L'USDA ha dichiarato di prevedere che anche le esportazioni di olio d'oliva raggiungeranno livelli record nella prossima campagna agricola. Si prevede che le esportazioni dell'UE cresceranno di 25.000 tonnellate, raggiungendo un totale di un milione. Nel frattempo, le esportazioni tunisine dovrebbero quasi raddoppiare, raggiungendo le 225.000 tonnellate.

Oltre alle esportazioni, anche il consumo di olio d'oliva dovrebbe raggiungere livelli record, alimentato principalmente da una maggiore disponibilità sul mercato e dal cambiamento delle preferenze dei consumatori verso l'uso dell'olio d'oliva nella cucina casalinga.

Il costante aumento dei prezzi degli oli vegetali nell’ultimo anno ha inoltre reso l’olio d’oliva più accessibile per la maggior parte dei consumatori. Sebbene i prezzi siano aumentati nei tre mercati di riferimento dell’UE e in Tunisia, non hanno tenuto il passo con il prezzo di altri oli vegetali comuni, che sono raddoppiati negli ultimi 12 mesi.

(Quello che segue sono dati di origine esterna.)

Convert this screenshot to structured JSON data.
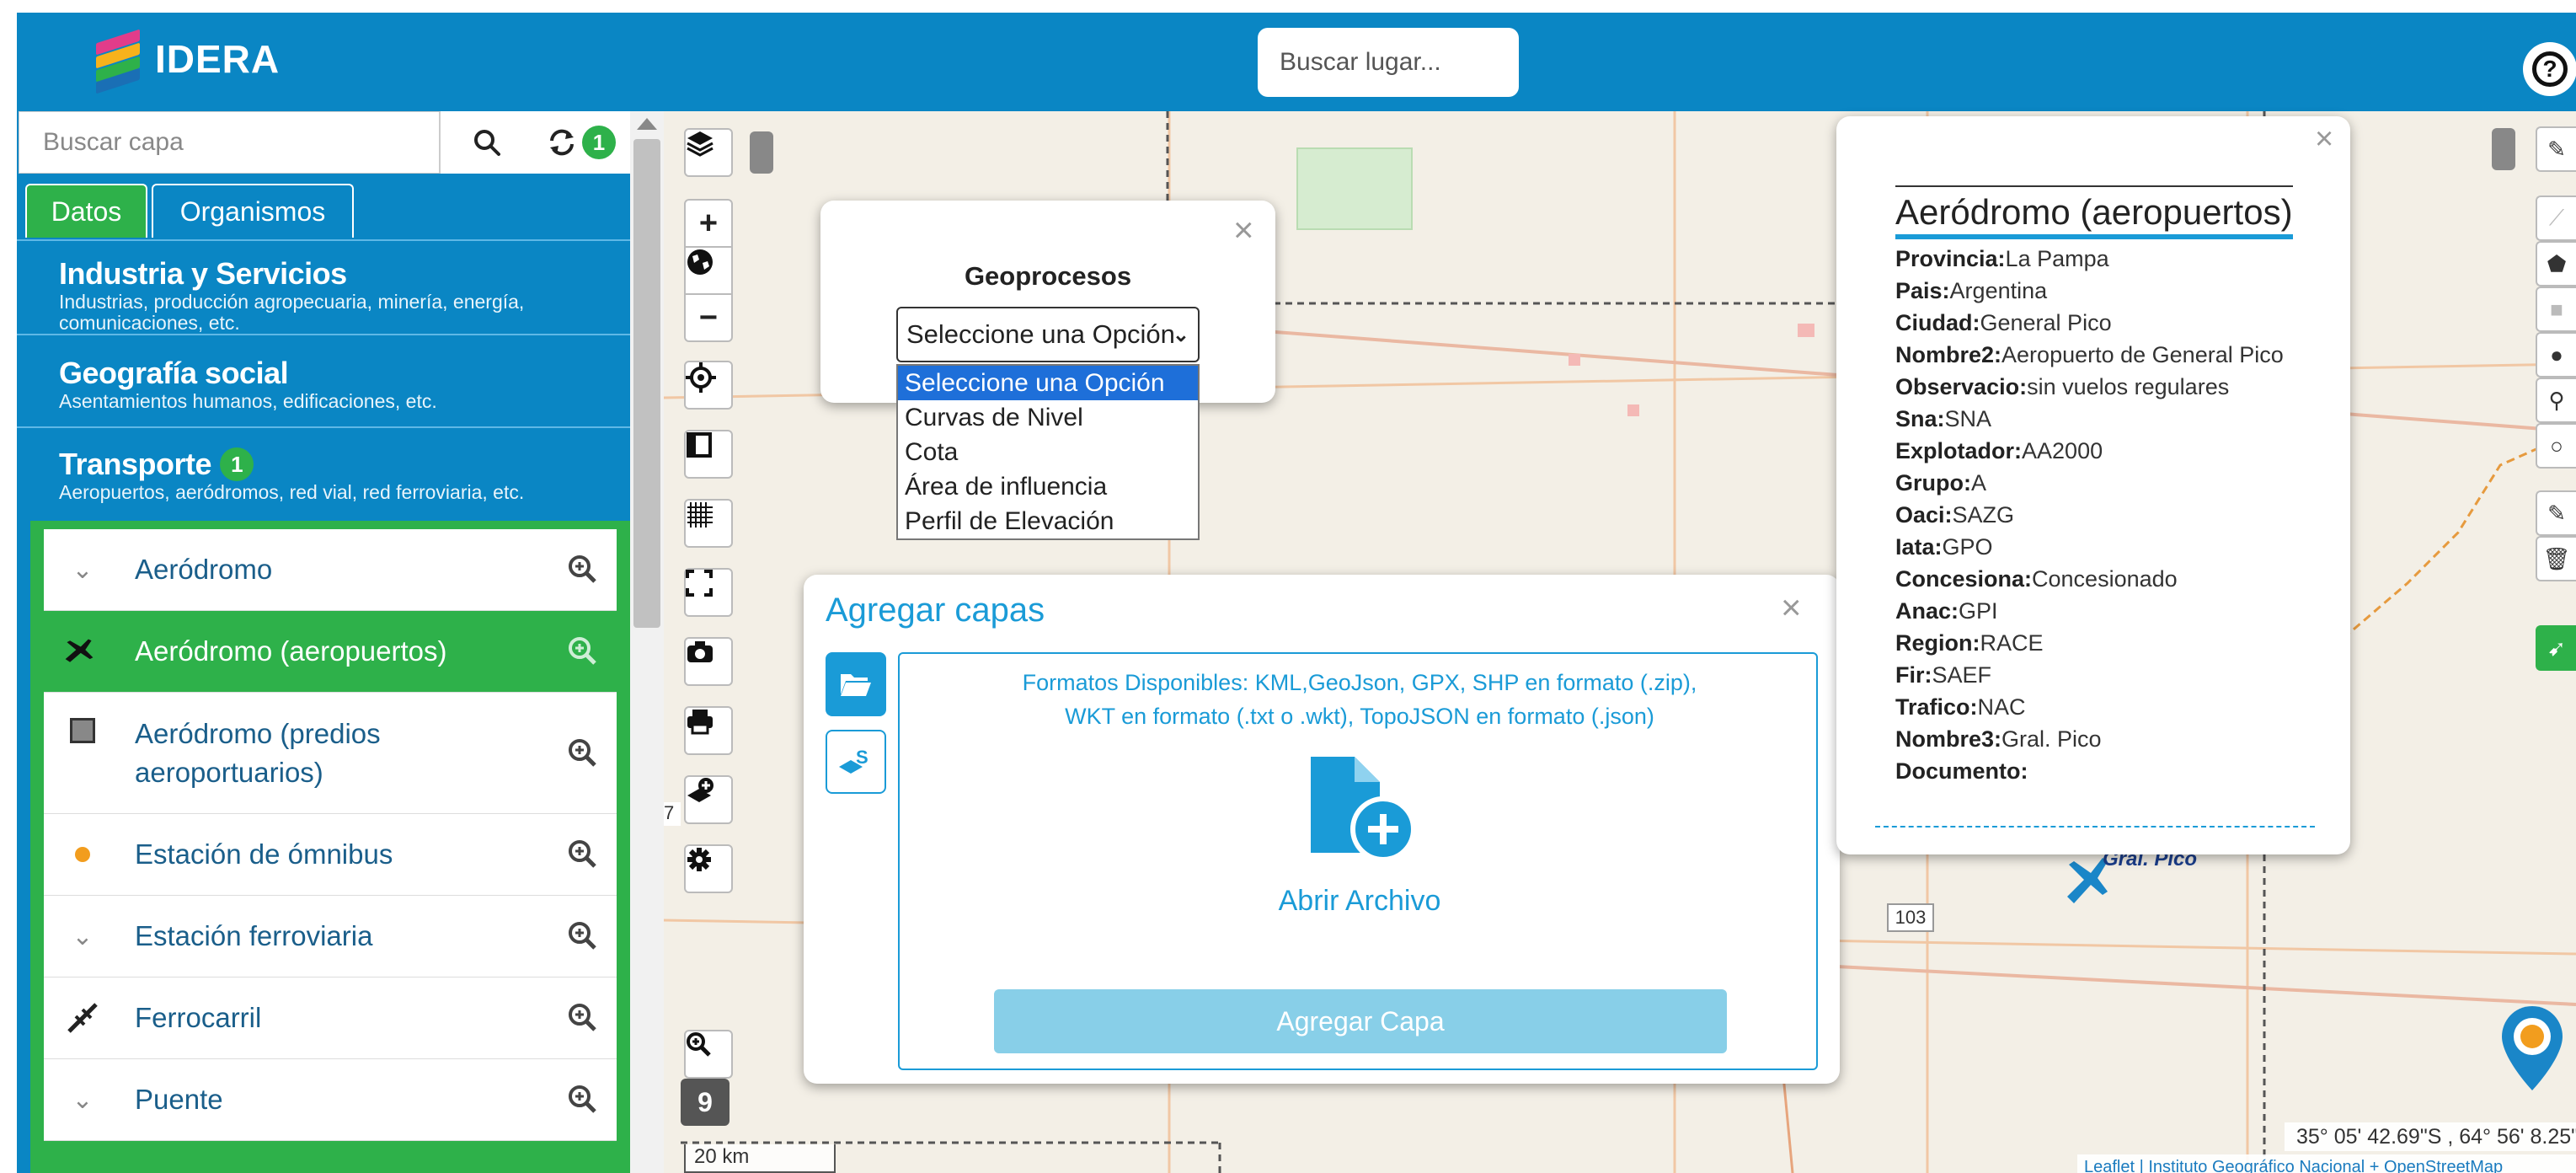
{
  "header": {
    "logo_text": "IDERA",
    "search_placeholder": "Buscar lugar...",
    "help_icon": "question-icon"
  },
  "sidebar": {
    "search_placeholder": "Buscar capa",
    "refresh_badge": "1",
    "tabs": [
      "Datos",
      "Organismos"
    ],
    "categories": [
      {
        "title": "Industria y Servicios",
        "desc": "Industrias, producción agropecuaria, minería, energía, comunicaciones, etc."
      },
      {
        "title": "Geografía social",
        "desc": "Asentamientos humanos, edificaciones, etc."
      },
      {
        "title": "Transporte",
        "badge": "1",
        "desc": "Aeropuertos, aeródromos, red vial, red ferroviaria, etc."
      }
    ],
    "layers": [
      {
        "label": "Aeródromo",
        "icon": "chevron-down-icon"
      },
      {
        "label": "Aeródromo (aeropuertos)",
        "icon": "airplane-icon",
        "active": true
      },
      {
        "label": "Aeródromo (predios aeroportuarios)",
        "icon": "square-icon"
      },
      {
        "label": "Estación de ómnibus",
        "icon": "dot-icon"
      },
      {
        "label": "Estación ferroviaria",
        "icon": "chevron-down-icon"
      },
      {
        "label": "Ferrocarril",
        "icon": "rail-icon"
      },
      {
        "label": "Puente",
        "icon": "chevron-down-icon"
      }
    ]
  },
  "map": {
    "zoom_level": "9",
    "scale": "20 km",
    "road_label": "103",
    "place_label": "Gral. Pico",
    "side_number": "7",
    "coords": "35° 05' 42.69\"S , 64° 56' 8.25\"",
    "attribution": "Leaflet | Instituto Geográfico Nacional + OpenStreetMap"
  },
  "geoprocesos": {
    "title": "Geoprocesos",
    "selected": "Seleccione una Opción",
    "options": [
      "Seleccione una Opción",
      "Curvas de Nivel",
      "Cota",
      "Área de influencia",
      "Perfil de Elevación"
    ]
  },
  "agregar": {
    "title": "Agregar capas",
    "formats_line1": "Formatos Disponibles: KML,GeoJson, GPX, SHP en formato (.zip),",
    "formats_line2": "WKT en formato (.txt o .wkt), TopoJSON en formato (.json)",
    "open_file": "Abrir Archivo",
    "add_button": "Agregar Capa"
  },
  "info": {
    "title": "Aeródromo (aeropuertos)",
    "fields": [
      {
        "k": "Provincia:",
        "v": "La Pampa"
      },
      {
        "k": "Pais:",
        "v": "Argentina"
      },
      {
        "k": "Ciudad:",
        "v": "General Pico"
      },
      {
        "k": "Nombre2:",
        "v": "Aeropuerto de General Pico"
      },
      {
        "k": "Observacio:",
        "v": "sin vuelos regulares"
      },
      {
        "k": "Sna:",
        "v": "SNA"
      },
      {
        "k": "Explotador:",
        "v": "AA2000"
      },
      {
        "k": "Grupo:",
        "v": "A"
      },
      {
        "k": "Oaci:",
        "v": "SAZG"
      },
      {
        "k": "Iata:",
        "v": "GPO"
      },
      {
        "k": "Concesiona:",
        "v": "Concesionado"
      },
      {
        "k": "Anac:",
        "v": "GPI"
      },
      {
        "k": "Region:",
        "v": "RACE"
      },
      {
        "k": "Fir:",
        "v": "SAEF"
      },
      {
        "k": "Trafico:",
        "v": "NAC"
      },
      {
        "k": "Nombre3:",
        "v": "Gral. Pico"
      },
      {
        "k": "Documento:",
        "v": ""
      }
    ]
  },
  "colors": {
    "header_blue": "#0a86c4",
    "active_green": "#2eb14a",
    "accent_blue": "#1a9bd7"
  }
}
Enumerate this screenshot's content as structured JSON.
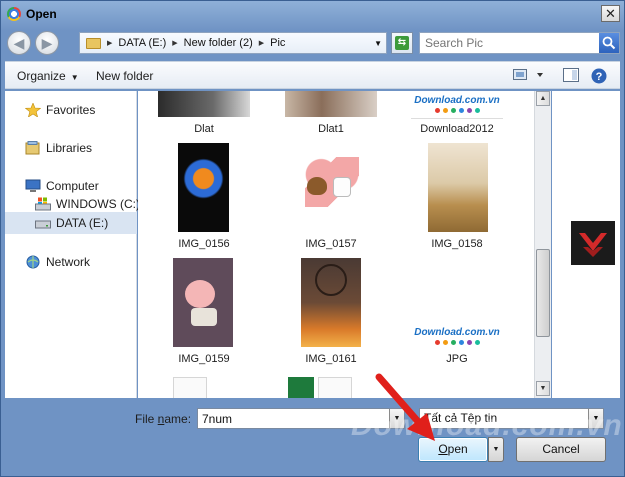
{
  "window": {
    "title": "Open",
    "close_glyph": "✕"
  },
  "navigation": {
    "back_glyph": "◀",
    "forward_glyph": "▶",
    "breadcrumb": [
      "DATA (E:)",
      "New folder (2)",
      "Pic"
    ],
    "search_placeholder": "Search Pic"
  },
  "toolbar": {
    "organize_label": "Organize",
    "new_folder_label": "New folder"
  },
  "nav_pane": {
    "items": [
      {
        "label": "Favorites",
        "icon": "star-icon"
      },
      {
        "label": "Libraries",
        "icon": "libraries-icon"
      },
      {
        "label": "Computer",
        "icon": "computer-icon"
      },
      {
        "label": "WINDOWS (C:)",
        "icon": "windows-drive-icon"
      },
      {
        "label": "DATA (E:)",
        "icon": "drive-icon",
        "selected": true
      },
      {
        "label": "Network",
        "icon": "network-icon"
      }
    ]
  },
  "files": [
    {
      "name": "Dlat"
    },
    {
      "name": "Dlat1"
    },
    {
      "name": "Download2012"
    },
    {
      "name": "IMG_0156"
    },
    {
      "name": "IMG_0157"
    },
    {
      "name": "IMG_0158"
    },
    {
      "name": "IMG_0159"
    },
    {
      "name": "IMG_0161"
    },
    {
      "name": "JPG"
    }
  ],
  "download_logo_text": "Download.com.vn",
  "bottom": {
    "file_name_label_pre": "File ",
    "file_name_label_key": "n",
    "file_name_label_post": "ame:",
    "file_name_value": "7num",
    "file_type_value": "Tất cả Tệp tin",
    "open_label_key": "O",
    "open_label_rest": "pen",
    "cancel_label": "Cancel"
  },
  "watermark_text": "Download.com.vn",
  "colors": {
    "accent": "#3c7fb1",
    "selection": "#d9e4f2",
    "arrow": "#e0201b"
  }
}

Poiché si prevede una crescita della produzione, delle esportazioni e dei consumi, le scorte finali di olio d'oliva dovrebbero raggiungere il minimo degli ultimi cinque anni sia nell'UE che nel resto del mondo, ha aggiunto l'USDA. Le scorte di olio d'oliva si attestano attualmente a 510.000 tonnellate, il livello più basso dal 2016/17.

Le scorte finali basse e la crescente domanda di olio d'oliva gettano le basi per ulteriori aumenti dei prezzi nel 2022, una prospettiva allettante per i produttori dopo oltre tre anni di prezzi che hanno descritto come insostenibilmente bassi.